Importante ressaltar que não é mera contaminação por Covid-19 que acarretará o dever da empresa em indenizar os profissionais da saúde. Não basta a contaminação por coronavírus; o dever de indenização surge quanto o funcionário sofre danos devido a contaminação. Portanto, para surgir o dever de indenizar, não basta a contaminação leve de COVID-19. O direito a indenização contra o empregador surge quando ocorrem graves consequências como a internação em UTI, sequelas permanentes ao funcionário ou a morte.

Diante disso, é essencial que os empresários do ramo da saúde cumpram com todas as normas técnicas de segurança aplicáveis para amenizar a sua responsabilização. Devem ser fornecidos todos os equipamentos de proteção individual (EPIs) para os trabalhadores (médicos, enfermeiros, auxiliar de enfermagem, motoristas de ambulância, etc). Ademais, ressalta-se a necessidade das empresas documentarem todas as medidas de segurança e higiene do trabalho adotadas, bem como com relação à fiscalização da observância dessas práticas. Estes documentos serão muito úteis para, num processo judicial, amenizarem o dever de indenizar.

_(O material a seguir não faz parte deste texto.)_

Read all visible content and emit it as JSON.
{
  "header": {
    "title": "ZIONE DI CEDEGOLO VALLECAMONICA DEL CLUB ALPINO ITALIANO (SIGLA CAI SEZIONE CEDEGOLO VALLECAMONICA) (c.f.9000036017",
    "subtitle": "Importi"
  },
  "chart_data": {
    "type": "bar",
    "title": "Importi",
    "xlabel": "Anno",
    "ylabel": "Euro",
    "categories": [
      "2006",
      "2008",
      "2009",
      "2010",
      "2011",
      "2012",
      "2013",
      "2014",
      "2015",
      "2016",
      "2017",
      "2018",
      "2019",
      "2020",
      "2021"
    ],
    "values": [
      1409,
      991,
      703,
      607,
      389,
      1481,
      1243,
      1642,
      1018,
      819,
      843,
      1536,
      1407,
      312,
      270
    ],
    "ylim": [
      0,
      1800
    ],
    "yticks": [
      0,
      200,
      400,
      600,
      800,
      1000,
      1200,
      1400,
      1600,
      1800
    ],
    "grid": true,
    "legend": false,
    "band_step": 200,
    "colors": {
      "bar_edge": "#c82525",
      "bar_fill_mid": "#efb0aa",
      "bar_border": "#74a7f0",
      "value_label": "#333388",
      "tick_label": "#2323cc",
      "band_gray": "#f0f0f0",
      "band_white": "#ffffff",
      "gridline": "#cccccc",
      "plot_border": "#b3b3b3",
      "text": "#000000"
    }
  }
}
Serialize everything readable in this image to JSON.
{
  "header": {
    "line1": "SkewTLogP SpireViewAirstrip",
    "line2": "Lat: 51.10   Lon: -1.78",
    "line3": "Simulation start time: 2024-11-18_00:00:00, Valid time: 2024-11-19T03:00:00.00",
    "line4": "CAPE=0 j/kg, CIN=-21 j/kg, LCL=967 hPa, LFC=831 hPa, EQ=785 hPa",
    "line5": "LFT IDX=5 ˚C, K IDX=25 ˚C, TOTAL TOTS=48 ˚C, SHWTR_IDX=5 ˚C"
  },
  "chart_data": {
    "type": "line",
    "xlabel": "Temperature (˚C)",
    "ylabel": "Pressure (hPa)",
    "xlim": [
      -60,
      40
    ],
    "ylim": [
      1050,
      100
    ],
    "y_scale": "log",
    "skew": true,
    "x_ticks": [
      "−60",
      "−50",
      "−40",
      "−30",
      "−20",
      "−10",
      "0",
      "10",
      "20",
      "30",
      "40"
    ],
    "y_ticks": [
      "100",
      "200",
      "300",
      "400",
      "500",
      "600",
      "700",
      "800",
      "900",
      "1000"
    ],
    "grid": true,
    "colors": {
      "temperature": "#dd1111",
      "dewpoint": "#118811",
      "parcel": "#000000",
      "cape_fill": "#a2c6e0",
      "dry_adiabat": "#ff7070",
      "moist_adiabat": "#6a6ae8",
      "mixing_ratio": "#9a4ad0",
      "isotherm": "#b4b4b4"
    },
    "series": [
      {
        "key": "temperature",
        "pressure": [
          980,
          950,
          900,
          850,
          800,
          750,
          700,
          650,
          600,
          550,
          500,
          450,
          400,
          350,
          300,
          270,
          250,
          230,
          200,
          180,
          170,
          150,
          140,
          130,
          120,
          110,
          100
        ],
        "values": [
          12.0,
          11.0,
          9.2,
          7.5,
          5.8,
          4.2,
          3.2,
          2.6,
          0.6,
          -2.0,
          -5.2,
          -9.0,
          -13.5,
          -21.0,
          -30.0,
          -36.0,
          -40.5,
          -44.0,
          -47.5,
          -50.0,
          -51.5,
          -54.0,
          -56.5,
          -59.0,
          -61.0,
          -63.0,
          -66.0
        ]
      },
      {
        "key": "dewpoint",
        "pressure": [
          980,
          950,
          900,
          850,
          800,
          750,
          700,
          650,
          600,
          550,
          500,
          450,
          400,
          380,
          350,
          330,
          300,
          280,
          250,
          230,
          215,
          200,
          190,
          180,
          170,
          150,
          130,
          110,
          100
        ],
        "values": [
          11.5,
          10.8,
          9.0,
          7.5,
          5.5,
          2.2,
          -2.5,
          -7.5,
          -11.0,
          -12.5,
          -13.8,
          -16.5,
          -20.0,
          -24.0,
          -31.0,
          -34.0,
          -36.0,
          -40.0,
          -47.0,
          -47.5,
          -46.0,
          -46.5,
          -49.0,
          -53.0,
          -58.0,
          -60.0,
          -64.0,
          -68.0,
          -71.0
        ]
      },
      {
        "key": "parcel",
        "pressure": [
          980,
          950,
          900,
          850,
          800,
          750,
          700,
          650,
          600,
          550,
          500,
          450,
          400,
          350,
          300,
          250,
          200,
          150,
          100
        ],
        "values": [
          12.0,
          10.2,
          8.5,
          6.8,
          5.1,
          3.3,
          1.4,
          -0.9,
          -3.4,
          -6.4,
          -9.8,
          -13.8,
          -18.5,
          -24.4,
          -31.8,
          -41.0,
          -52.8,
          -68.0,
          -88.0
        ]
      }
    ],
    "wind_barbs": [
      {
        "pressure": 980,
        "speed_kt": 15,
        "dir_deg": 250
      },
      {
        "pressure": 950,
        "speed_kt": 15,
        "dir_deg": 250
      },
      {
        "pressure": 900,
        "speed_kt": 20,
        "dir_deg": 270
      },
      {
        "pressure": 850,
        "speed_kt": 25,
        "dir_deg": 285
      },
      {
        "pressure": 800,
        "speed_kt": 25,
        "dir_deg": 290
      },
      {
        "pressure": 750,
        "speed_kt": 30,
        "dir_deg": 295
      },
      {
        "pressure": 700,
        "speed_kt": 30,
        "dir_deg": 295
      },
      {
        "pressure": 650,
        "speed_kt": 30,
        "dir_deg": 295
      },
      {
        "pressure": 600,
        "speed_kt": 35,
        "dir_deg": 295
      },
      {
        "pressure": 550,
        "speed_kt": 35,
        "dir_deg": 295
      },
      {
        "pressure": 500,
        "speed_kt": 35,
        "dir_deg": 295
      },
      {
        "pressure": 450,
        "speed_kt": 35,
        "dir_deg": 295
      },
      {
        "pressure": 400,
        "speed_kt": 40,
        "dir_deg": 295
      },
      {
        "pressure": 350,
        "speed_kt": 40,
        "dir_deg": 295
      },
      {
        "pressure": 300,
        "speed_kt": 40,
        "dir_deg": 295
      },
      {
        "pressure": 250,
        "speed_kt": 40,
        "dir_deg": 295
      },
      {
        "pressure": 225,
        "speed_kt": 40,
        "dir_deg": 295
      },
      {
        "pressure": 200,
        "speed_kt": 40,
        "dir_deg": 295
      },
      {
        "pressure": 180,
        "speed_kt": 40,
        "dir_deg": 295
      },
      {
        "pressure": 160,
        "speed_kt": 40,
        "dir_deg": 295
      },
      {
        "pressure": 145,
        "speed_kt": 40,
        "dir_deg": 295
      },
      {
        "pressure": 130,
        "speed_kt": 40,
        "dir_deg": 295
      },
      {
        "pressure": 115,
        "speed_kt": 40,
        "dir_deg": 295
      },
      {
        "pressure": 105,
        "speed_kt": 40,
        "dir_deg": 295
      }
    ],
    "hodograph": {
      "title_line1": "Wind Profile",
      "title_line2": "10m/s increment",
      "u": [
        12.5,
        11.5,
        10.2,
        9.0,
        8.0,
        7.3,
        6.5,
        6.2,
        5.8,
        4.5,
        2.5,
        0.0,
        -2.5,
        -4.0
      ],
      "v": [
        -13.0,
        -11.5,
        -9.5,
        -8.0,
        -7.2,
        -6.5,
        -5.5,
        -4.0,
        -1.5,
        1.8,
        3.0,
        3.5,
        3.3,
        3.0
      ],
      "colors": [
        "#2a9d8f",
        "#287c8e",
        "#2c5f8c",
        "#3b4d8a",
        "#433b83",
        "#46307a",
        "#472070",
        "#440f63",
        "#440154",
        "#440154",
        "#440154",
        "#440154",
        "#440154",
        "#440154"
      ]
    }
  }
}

Portanto, diante da legislação atual e da suspensão do artigo 29 da Medida Provisória 927/20, as empresas possuem o dever de indenizar os profissionais de saúde que forem contaminados por Covid-19. A indenização apenas será devida em casos de graves consequências, como a morte ou período de grande internação. Ademais, a responsabilização das empresas é agravada no caso do não fornecimento de EPIs. Recomenda-se, então, que as empresas de saúde cumpram a legislação de EPI e documentem sua aplicação.